Memories, history, and humanity: Confessions by Jaume Cabré
The over 700-page novel might not be light reading, but one that takes the reader on surprisingly fun, relatable, somber, and always human journey through time
“It wasn’t until last night, walking along the wet streets of Vallcarca, that I finally comprehended that being born into my family had been an unforgivable mistake.”
This is the first line of Jaume Cabré’s classic ‘Confessions,’ or ‘Jo Confesso.’ While this might not be light reading in any way – both in literal weight or in subject matter – both the original material and the translation by Mara Faye Lethem produce an engaging, captivating, and even funny tale.
So, what’s the main story?
The plot follows Adrià Ardevol, a Barcelona-born protagonist raised in an apartment in the city’s affluent Eixample neighborhood by a cold, single-minded father and a distraught, inattentive mother.
Little Adrià confides in his toys and finds refuge in the antique shop below his house owned by his father.
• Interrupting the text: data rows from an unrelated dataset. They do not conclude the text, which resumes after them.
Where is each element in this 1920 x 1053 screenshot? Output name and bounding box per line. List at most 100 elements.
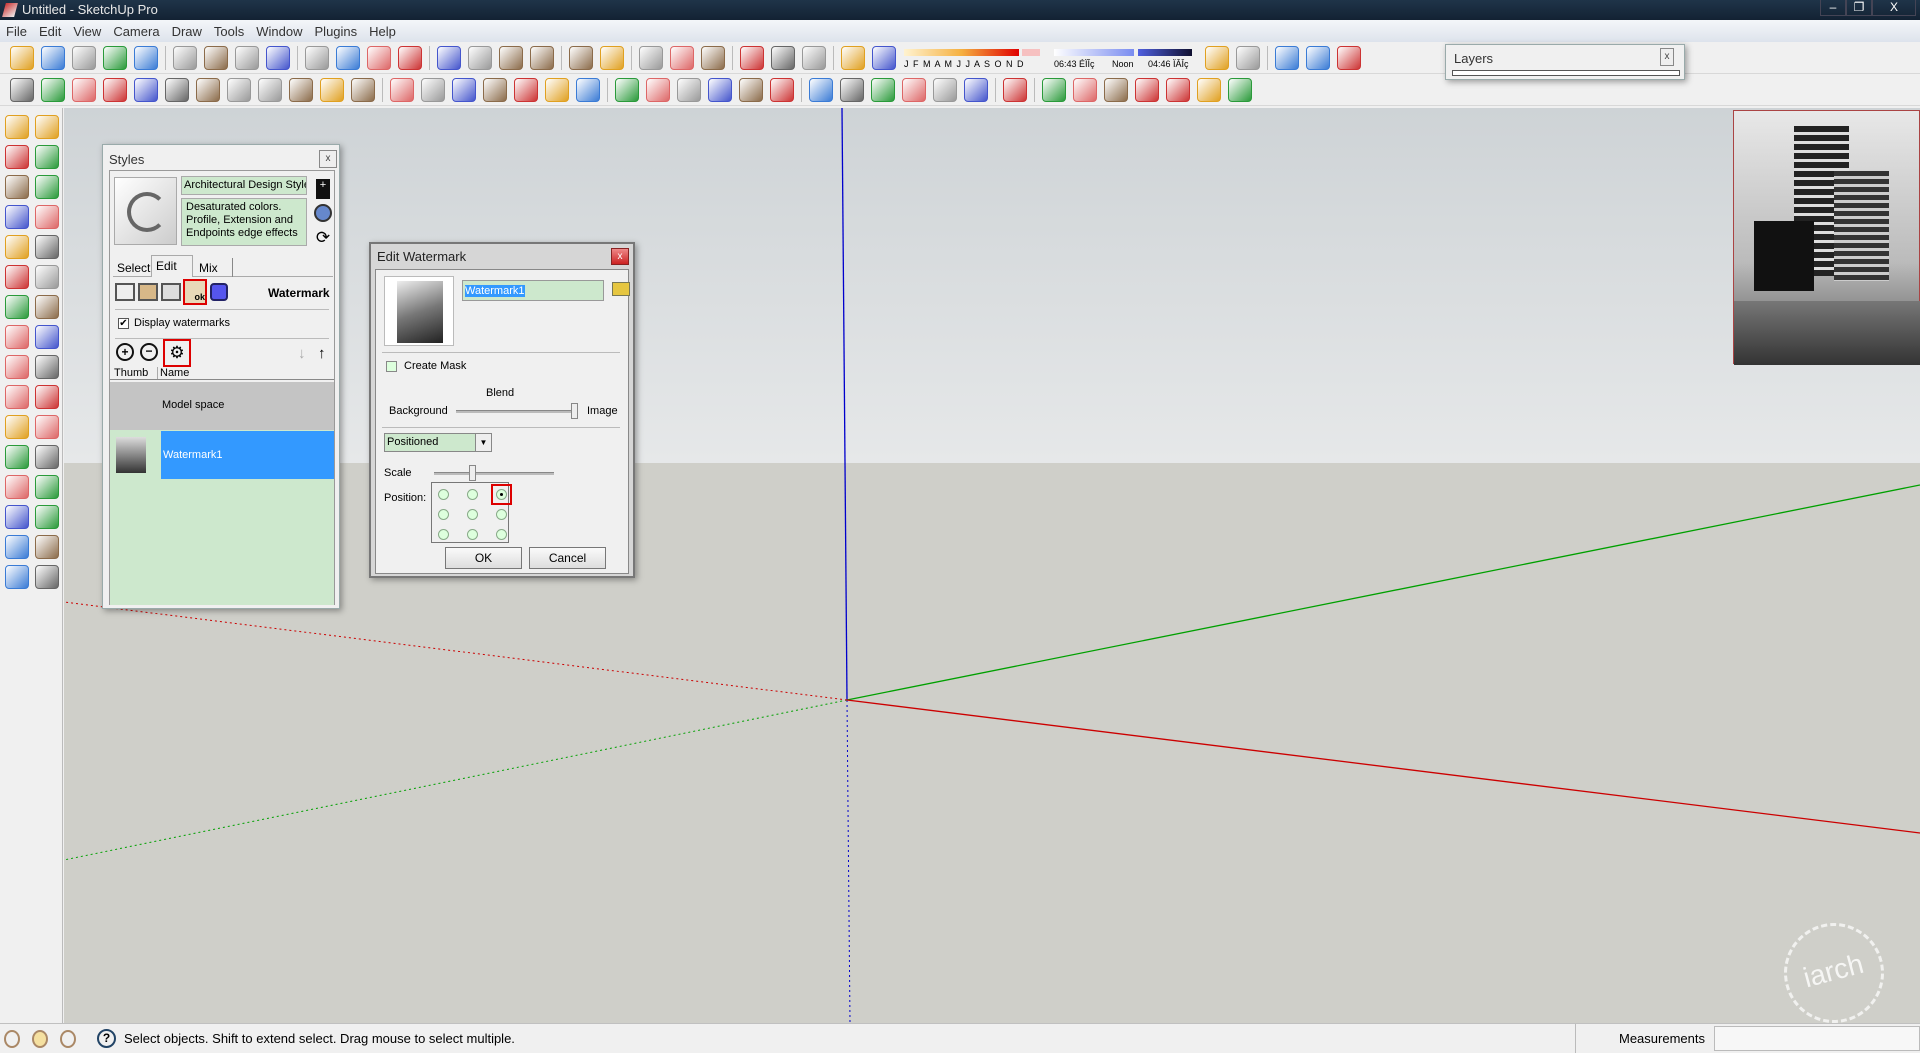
front-view-icon[interactable] bbox=[1104, 78, 1128, 102]
push-pull-icon[interactable] bbox=[35, 265, 59, 289]
section-plane-icon[interactable] bbox=[35, 565, 59, 589]
create-mask-checkbox[interactable] bbox=[386, 361, 397, 372]
move-icon[interactable] bbox=[5, 265, 29, 289]
tool-s-icon[interactable] bbox=[964, 78, 988, 102]
layers-close-button[interactable]: x bbox=[1660, 48, 1674, 66]
column-name[interactable]: Name bbox=[160, 367, 189, 379]
edge-settings-icon[interactable] bbox=[115, 283, 135, 301]
tool-e-icon[interactable] bbox=[514, 78, 538, 102]
color-wheel-icon[interactable] bbox=[351, 78, 375, 102]
tool-l-icon[interactable] bbox=[739, 78, 763, 102]
position-radio-bottom-left[interactable] bbox=[438, 529, 449, 540]
tool-g-icon[interactable] bbox=[576, 78, 600, 102]
share-component-icon[interactable] bbox=[771, 46, 795, 70]
position-radio-top-right[interactable] bbox=[496, 489, 507, 500]
list-item-selected[interactable]: Watermark1 bbox=[110, 431, 334, 479]
rectangle-icon[interactable] bbox=[72, 46, 96, 70]
3d-text-icon[interactable] bbox=[35, 415, 59, 439]
left-view-icon[interactable] bbox=[1197, 78, 1221, 102]
walk-icon[interactable] bbox=[5, 565, 29, 589]
tool-n-icon[interactable] bbox=[809, 78, 833, 102]
blend-slider-thumb[interactable] bbox=[571, 403, 578, 419]
list-item[interactable]: Model space bbox=[110, 382, 334, 430]
tab-select[interactable]: Select bbox=[113, 258, 151, 277]
time-slider[interactable] bbox=[1054, 49, 1134, 56]
restore-button[interactable]: ❐ bbox=[1846, 0, 1872, 16]
scale-slider[interactable] bbox=[434, 472, 554, 475]
m-plugin-icon[interactable] bbox=[10, 78, 34, 102]
tape-measure-icon[interactable] bbox=[5, 355, 29, 379]
menu-camera[interactable]: Camera bbox=[113, 24, 159, 39]
tool-a-icon[interactable] bbox=[390, 78, 414, 102]
section-icon[interactable] bbox=[196, 78, 220, 102]
rotate-icon[interactable] bbox=[367, 46, 391, 70]
ball-icon[interactable] bbox=[289, 78, 313, 102]
share-3d-icon[interactable] bbox=[802, 46, 826, 70]
ok-button[interactable]: OK bbox=[445, 547, 522, 569]
position-radio-middle-right[interactable] bbox=[496, 509, 507, 520]
browse-folder-icon[interactable] bbox=[612, 282, 630, 296]
position-radio-bottom-right[interactable] bbox=[496, 529, 507, 540]
photo-textures-icon[interactable] bbox=[639, 46, 663, 70]
model-info-icon[interactable] bbox=[841, 46, 865, 70]
add-watermark-icon[interactable]: + bbox=[116, 343, 134, 361]
gear-icon[interactable] bbox=[1275, 46, 1299, 70]
components-icon[interactable] bbox=[1236, 46, 1260, 70]
style-thumbnail[interactable] bbox=[114, 177, 177, 245]
layers-list[interactable] bbox=[1452, 70, 1680, 76]
tool-r-icon[interactable] bbox=[933, 78, 957, 102]
watermark-settings-icon[interactable]: ok bbox=[183, 279, 207, 305]
box-icon[interactable] bbox=[1306, 46, 1330, 70]
arc-icon[interactable] bbox=[35, 205, 59, 229]
style-description-field[interactable]: Desaturated colors. Profile, Extension a… bbox=[181, 198, 307, 246]
sphere-small-icon[interactable] bbox=[165, 78, 189, 102]
polygon-icon[interactable] bbox=[5, 235, 29, 259]
su-app-icon[interactable] bbox=[1003, 78, 1027, 102]
refresh-icon[interactable]: ⟳ bbox=[314, 229, 332, 247]
move-up-icon[interactable]: ↑ bbox=[318, 345, 326, 362]
rectangle-icon[interactable] bbox=[5, 175, 29, 199]
zoom-icon[interactable] bbox=[499, 46, 523, 70]
tool-p-icon[interactable] bbox=[871, 78, 895, 102]
paint-bucket-icon[interactable] bbox=[5, 145, 29, 169]
position-radio-middle-left[interactable] bbox=[438, 509, 449, 520]
circle-icon[interactable] bbox=[103, 46, 127, 70]
dialog-close-button[interactable]: x bbox=[611, 248, 629, 265]
minimize-button[interactable]: – bbox=[1820, 0, 1846, 16]
zoom-icon[interactable] bbox=[5, 475, 29, 499]
eraser-icon[interactable] bbox=[35, 145, 59, 169]
flag-icon[interactable] bbox=[227, 78, 251, 102]
line-icon[interactable] bbox=[35, 175, 59, 199]
position-radio-bottom-center[interactable] bbox=[467, 529, 478, 540]
menu-help[interactable]: Help bbox=[369, 24, 396, 39]
menu-file[interactable]: File bbox=[6, 24, 27, 39]
axes-icon[interactable] bbox=[5, 415, 29, 439]
tool-i-icon[interactable] bbox=[646, 78, 670, 102]
share-model-icon[interactable] bbox=[600, 46, 624, 70]
o-plugin-icon[interactable] bbox=[41, 78, 65, 102]
help-icon[interactable]: ? bbox=[97, 1029, 116, 1048]
tape-measure-icon[interactable] bbox=[235, 46, 259, 70]
orbit-icon[interactable] bbox=[5, 445, 29, 469]
protractor-icon[interactable] bbox=[5, 385, 29, 409]
dimension-icon[interactable] bbox=[35, 355, 59, 379]
position-radio-top-center[interactable] bbox=[467, 489, 478, 500]
scale-icon[interactable] bbox=[5, 325, 29, 349]
previous-view-icon[interactable] bbox=[5, 505, 29, 529]
placement-dropdown[interactable]: Positioned ▼ bbox=[384, 433, 492, 452]
month-slider[interactable] bbox=[904, 49, 1019, 56]
remove-watermark-icon[interactable]: − bbox=[140, 343, 158, 361]
tool-j-icon[interactable] bbox=[677, 78, 701, 102]
rotate-icon[interactable] bbox=[5, 295, 29, 319]
column-thumb[interactable]: Thumb bbox=[114, 367, 158, 379]
axes-tool-icon[interactable] bbox=[1337, 46, 1361, 70]
watermark-name-input[interactable]: Watermark1 bbox=[462, 280, 604, 301]
next-view-icon[interactable] bbox=[35, 505, 59, 529]
make-component-icon[interactable] bbox=[173, 46, 197, 70]
toggle-terrain-icon[interactable] bbox=[701, 46, 725, 70]
cross-icon[interactable] bbox=[320, 78, 344, 102]
follow-me-icon[interactable] bbox=[35, 295, 59, 319]
freehand-icon[interactable] bbox=[35, 235, 59, 259]
get-models-icon[interactable] bbox=[569, 46, 593, 70]
iso-view-icon[interactable] bbox=[1042, 78, 1066, 102]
But, not only in the objects within – but also in those too precious for its shelves, locked away in his father’s study.
Among these items is a revered 18th-century Storioni violin, one closely linked to the fate of the Jews in Nazi Germany. What follows is Adrià’s discovery of not only his own past, but that of his family, his parents, his country and Europe as a whole, and ultimately, a reckoning of what evil truly is.
Subplots of history and memory
The book is seen through the lens of memory – both personal, and historical. Some of the subplots woven into the protagonists’ life story are that of the murderer Jachiam of the Muredas, who planted the tree later used for the Storioni violin; monks in a remote monastery during the Inquisition; and Adrià’s own father Felix and his passionate love story in the streets of Rome, days before the WWI armistice.
With over 700 pages, there are of course larger, overarching themes throughout the book. Already in opening, the plot touches on the concept of regret—essential when dealing with memory. It also speaks of the existence—or not—of a higher power and the rejection of fate.
This rejection of fate also functions as a contradiction of the narrative leading up to the present moment. The book even states that neither “beliefs, nor priests, nor consensual codes” can save our hero, who is now old and contemplating his own mortality.
Other notable elements include referencing other authors who dealt with the evil of the Second World War (like Stefan Zweig, for example), and the violin, an instrument which appears, as it does in other stories, as an almost magical, ancient, or forbidden object.
So, what are some of the things that make it so fun to read?
Our author uses striking imagery and descriptions, which are also captured by translator Mara Faye Lethem. For example, a beautiful woman is described as having “galactic blonde hair” and “lips of furious red.”
Throughout the book, Cabré also weaves in his own humor, despite the very serious subject matters: ironic and dark, playful at times, with the kind of wisdom that comes only in retrospect, the humor is very human and relatable, similar to when someone tries to make light of an otherwise serious situation. For example, Adrià’s childhood is compared to “endless dusk” and then, a couple paragraphs later, a character is casually described as being “a thousand years old, give or take.”
The way that time feels
One of the biggest successes of the book and of Cabrè’s writing as a whole is the way he presents time, and how it’s perceived. Style-wise, the author moves between first and this person voice, and his sentences mimic how memory works. In short, a smattering of reflections and recollections, sometimes not as accurate or complete as we wish.
The transitions into the past are achieved seamlessly—not only the main character’s, but centuries back, as well. The book alludes to historical characters (such as Torres i Bages, 1846 - 1916) or time periods (such as WWI through Yugoslavia), weaving them into the narrative.
Cabré also seems to adapt his writing style to both the time period and the character—for example, child Adrià both uses and is described with childlike words, differently than his adult version. Moreover, this seamless transition from present to past is also used in Adrià’s play world, jumping from reality to imaginary, and back again.
In all, the writing style stays a bit scattered throughout—but readably and appropriately so. It feels like listening to a story that a friend is telling you.
“We inhabit a language” – Cabrè and Catalan
While the book has been translated not only into English but in other languages as well, it’s important to know Cabré’s particular love for his own language. Born in 1947, the author always made a point to write in Catalan; his first book of short stories was published in 1974, a year before the death of dictator Francisco Franco, who had all but criminalized the language.
By the mid ‘70s the regime had become less repressive, but Cabrè’s life and career up until then—what informed him as a writer, in short—had seen his own language as punishably illegal, and yet he insisted (and still does) in favoring his mother tongue; and this even makes its way into the book.
“What good are dead languages?” asks one character, to which another responds: “Pater Fabula told us that men don’t inhabit a country; we inhabit a language.”